The proposals under consideration cover both short-term and longer-term credit products that are often marketed heavily to financially vulnerable consumers. The CFPB recognizes consumers’ need for affordable credit but is concerned that the practices often associated with these products – such as failure to underwrite for affordable payments, repeatedly rolling over or refinancing loans, holding a security interest in a vehicle as collateral, accessing the consumer’s deposit account for repayment, and performing costly withdrawal attempts – can trap consumers in debt.
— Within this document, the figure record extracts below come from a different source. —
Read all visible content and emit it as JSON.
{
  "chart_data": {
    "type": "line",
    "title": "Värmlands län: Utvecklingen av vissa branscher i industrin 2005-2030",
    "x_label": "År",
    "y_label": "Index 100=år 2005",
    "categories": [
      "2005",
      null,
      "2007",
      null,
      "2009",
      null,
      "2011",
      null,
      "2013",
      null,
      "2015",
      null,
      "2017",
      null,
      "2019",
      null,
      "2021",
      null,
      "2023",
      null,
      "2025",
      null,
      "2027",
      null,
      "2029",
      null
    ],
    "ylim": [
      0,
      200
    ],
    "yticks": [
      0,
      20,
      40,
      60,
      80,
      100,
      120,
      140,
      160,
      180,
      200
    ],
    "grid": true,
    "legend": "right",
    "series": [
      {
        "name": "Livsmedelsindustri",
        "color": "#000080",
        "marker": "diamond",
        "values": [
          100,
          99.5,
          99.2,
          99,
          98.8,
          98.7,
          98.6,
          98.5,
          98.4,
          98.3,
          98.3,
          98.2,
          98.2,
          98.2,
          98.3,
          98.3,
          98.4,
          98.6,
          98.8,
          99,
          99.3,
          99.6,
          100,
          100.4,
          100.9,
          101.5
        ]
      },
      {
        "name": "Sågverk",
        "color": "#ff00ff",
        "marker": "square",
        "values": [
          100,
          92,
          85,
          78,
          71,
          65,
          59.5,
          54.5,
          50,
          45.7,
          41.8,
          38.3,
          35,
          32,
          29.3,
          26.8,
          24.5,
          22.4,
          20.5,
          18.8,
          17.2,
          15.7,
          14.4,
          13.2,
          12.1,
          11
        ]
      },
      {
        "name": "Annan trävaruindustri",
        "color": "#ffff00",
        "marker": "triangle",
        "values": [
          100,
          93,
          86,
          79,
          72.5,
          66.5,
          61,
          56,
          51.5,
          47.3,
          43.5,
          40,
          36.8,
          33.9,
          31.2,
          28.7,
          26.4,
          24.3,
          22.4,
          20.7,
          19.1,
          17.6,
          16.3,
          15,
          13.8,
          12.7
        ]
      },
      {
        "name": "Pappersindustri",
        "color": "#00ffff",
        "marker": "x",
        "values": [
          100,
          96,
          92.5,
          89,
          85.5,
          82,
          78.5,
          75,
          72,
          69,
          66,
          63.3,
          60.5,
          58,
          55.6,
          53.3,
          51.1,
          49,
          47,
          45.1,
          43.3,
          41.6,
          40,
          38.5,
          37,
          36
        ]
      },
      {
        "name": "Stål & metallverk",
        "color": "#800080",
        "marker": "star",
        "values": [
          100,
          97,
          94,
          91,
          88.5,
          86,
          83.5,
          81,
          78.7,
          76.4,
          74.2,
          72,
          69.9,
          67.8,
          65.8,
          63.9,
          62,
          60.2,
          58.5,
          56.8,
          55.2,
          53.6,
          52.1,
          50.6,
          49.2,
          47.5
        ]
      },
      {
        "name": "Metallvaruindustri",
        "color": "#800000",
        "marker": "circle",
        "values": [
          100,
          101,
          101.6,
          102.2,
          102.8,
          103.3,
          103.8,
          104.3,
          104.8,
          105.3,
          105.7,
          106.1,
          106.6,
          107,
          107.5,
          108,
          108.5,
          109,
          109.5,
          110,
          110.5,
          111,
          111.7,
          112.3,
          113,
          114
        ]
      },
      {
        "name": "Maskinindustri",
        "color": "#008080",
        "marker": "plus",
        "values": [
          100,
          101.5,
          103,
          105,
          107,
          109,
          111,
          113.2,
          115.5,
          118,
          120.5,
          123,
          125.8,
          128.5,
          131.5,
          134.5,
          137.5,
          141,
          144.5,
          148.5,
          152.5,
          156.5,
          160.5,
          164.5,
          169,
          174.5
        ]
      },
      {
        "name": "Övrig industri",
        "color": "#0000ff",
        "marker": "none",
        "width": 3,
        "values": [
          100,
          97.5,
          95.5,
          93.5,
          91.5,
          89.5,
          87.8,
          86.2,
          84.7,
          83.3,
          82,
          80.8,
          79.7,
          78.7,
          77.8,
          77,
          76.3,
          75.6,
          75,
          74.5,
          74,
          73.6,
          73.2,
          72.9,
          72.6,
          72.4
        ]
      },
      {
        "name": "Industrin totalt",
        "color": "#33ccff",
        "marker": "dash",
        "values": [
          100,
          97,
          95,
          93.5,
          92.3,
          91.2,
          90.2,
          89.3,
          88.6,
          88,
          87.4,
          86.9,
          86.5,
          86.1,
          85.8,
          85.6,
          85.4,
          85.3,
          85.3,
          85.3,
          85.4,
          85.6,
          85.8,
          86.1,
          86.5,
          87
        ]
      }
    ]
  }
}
Consumers can be forced to choose between reborrowing, defaulting, or falling behind on other obligations, and also may face deposit account fees and closures, vehicle repossessions, and other harms. For short-term loans, the CFPB has found that for consumers living paycheck to paycheck, the short timeframe can make it difficult to accumulate the necessary funds to pay off the principal and fees before the due date. Borrowers who cannot repay often roll over the loan – pay more fees to delay paying off the loan or take out a new loan to replace the old one. For many borrowers, what starts out as a short-term loan turns into an unaffordable, long-term cycle of debt. For longer-term loans, many consumers struggle to keep up with unaffordable payments, which can result in defaults, costly refinancing, or falling behind on other bills. The proposals under consideration provide two different approaches to ending debt traps – prevention and protection. Under the prevention requirements, lenders would have to determine at the outset that the consumer is not taking on unaffordable debt. Under the protection requirements, lenders would have to comply with various restrictions designed to ensure that consumers can affordably repay their debt. Lenders could choose which set of requirements to follow. The CFPB is publishing the outline of proposals under consideration in preparation for convening a Small Business Review Panel to gather feedback from small lenders, which is the next step in the rulemaking process.